This project created by me 5 years ago for educational purposes. For a while it was abandoned and archived, but many people contacted me to ask for help with use of this code. So, I've made the smallest effort to make a proper package from this code while keeping all functionalities and code formatting. No further development is planned. I discourage you to use it for any serious purposes other than educational.
12-05-2024
This is syntax analyzer for Russian based on context-free grammar. It uses OpenCorpora dictionary of labelled words and pymorphy2 as interface.

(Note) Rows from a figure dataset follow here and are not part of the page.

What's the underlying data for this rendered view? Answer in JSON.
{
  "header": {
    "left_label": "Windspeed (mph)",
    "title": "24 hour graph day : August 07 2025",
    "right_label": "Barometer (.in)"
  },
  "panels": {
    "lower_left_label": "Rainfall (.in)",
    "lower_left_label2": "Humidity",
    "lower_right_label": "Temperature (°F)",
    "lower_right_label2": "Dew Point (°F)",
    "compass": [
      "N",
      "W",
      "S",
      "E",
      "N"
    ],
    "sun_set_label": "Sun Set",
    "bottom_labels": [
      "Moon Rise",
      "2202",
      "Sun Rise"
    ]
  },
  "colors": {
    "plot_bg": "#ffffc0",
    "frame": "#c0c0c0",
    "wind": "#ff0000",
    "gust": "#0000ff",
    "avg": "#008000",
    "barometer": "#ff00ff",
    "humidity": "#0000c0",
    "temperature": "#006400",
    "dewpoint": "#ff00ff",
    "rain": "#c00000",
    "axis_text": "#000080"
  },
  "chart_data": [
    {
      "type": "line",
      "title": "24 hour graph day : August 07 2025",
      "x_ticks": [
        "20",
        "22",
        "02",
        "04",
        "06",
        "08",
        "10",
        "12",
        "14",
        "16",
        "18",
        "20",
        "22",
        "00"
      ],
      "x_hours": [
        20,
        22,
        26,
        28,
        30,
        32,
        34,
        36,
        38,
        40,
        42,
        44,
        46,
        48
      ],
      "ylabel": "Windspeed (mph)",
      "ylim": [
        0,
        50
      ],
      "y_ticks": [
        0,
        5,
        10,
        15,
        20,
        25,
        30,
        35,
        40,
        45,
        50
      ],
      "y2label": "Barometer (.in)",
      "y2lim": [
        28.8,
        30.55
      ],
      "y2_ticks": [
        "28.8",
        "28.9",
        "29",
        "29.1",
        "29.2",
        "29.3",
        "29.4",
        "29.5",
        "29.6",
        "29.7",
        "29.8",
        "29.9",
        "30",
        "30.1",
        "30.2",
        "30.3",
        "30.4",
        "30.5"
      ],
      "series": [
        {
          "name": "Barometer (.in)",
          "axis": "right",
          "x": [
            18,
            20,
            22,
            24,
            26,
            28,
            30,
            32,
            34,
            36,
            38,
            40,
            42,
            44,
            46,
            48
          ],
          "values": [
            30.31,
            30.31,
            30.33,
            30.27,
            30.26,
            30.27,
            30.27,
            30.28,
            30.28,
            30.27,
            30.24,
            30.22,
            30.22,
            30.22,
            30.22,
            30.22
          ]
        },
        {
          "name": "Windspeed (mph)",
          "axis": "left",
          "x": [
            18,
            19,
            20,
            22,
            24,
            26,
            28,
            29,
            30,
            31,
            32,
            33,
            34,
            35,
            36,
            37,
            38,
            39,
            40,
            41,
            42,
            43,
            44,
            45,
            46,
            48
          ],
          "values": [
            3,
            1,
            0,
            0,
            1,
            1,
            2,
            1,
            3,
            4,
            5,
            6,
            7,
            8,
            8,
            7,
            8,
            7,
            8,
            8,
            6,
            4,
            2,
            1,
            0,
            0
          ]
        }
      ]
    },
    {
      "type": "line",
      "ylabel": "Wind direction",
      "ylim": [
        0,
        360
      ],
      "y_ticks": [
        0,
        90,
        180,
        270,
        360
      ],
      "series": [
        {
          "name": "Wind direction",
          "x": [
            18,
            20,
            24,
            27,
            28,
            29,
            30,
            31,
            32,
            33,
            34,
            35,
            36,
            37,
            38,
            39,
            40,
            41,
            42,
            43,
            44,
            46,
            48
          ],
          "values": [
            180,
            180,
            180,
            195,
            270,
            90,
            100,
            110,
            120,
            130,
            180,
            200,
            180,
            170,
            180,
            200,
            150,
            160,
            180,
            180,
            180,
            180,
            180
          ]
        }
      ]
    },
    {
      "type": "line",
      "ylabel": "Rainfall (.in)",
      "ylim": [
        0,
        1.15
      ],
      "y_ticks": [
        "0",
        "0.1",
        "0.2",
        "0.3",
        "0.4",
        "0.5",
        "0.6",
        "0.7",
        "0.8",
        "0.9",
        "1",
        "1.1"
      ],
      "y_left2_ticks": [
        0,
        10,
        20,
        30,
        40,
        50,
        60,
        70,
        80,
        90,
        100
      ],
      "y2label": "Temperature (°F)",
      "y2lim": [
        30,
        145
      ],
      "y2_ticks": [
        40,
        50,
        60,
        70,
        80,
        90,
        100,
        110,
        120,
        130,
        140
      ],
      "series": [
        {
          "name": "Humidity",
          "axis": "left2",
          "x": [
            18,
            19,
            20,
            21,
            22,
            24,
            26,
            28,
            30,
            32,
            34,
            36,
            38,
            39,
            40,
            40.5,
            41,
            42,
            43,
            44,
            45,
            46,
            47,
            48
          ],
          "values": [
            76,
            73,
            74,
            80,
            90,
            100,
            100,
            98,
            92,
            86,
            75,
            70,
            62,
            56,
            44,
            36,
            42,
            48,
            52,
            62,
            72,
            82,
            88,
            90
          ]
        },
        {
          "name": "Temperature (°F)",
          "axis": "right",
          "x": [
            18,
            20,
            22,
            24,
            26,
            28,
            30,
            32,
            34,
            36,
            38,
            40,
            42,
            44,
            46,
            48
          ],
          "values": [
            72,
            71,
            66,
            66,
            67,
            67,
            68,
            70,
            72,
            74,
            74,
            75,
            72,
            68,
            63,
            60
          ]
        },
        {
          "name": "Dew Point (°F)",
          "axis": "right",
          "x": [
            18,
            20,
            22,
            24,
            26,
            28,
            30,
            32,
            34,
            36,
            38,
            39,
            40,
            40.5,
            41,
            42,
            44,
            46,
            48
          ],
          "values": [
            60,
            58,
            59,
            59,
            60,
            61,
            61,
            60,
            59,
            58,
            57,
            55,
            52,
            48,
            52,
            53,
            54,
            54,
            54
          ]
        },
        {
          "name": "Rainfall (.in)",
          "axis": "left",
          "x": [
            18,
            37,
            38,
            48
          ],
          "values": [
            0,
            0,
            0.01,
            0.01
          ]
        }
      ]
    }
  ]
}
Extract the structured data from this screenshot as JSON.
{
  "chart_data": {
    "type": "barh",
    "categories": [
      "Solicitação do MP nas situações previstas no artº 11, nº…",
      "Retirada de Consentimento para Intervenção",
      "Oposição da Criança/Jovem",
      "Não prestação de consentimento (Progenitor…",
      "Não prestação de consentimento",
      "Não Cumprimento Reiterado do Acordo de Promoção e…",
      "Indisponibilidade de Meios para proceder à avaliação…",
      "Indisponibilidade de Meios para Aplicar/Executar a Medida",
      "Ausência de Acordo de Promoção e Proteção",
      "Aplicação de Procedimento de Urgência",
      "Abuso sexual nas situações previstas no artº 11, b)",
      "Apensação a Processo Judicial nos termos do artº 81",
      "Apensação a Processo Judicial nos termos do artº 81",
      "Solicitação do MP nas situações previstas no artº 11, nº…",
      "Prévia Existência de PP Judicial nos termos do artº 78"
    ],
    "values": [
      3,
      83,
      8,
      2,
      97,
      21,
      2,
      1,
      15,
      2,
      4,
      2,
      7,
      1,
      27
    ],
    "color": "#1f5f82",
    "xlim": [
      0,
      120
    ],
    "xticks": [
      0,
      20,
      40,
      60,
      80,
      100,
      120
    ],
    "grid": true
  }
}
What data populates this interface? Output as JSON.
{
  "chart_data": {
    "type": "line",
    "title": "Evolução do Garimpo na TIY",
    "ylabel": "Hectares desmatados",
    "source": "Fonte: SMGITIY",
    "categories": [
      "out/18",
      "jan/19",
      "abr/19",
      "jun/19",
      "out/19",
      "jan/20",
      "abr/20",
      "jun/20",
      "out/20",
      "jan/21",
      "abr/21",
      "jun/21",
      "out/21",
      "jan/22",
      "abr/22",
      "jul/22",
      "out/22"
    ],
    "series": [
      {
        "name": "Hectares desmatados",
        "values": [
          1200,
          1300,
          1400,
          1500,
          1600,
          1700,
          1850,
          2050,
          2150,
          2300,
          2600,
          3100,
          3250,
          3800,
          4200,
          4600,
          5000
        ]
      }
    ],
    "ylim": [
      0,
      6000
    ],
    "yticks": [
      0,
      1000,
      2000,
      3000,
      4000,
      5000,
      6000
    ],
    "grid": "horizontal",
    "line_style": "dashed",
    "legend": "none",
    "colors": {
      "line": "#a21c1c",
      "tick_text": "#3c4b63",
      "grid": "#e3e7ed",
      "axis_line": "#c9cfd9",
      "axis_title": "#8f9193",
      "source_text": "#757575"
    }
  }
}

The repository consitsts of two main parts:
(1) tree
- class of binary tree to represent structure of sentence
(2) parser
- parser that takes raw sentence and returns set of possible parse-trees
There are also complements:
data/grammar.txt
- context-free grammar for russian
data/dict
- dictionary of some complex phrases (conjugations, predicatives, adverbs etc.) that don't present in OpenCorpora dictionary.
Clone the repository
git clone
Install package
pip install .
from syntax_analyzer.parser import Parser
parser = Parser()
sent = "Мама мыла раму."
t = parser.parse(sent)
t[0].display()
S
NP[case='nomn']
Мама ['NOUN', 'sing', 'femn', 'nomn']
VP[tran]
VP[tran]
мыла ['VERB', 'sing', 'femn', 'tran', 'past']
NP[case='accs']
раму ['NOUN', 'sing', 'femn', 'accs']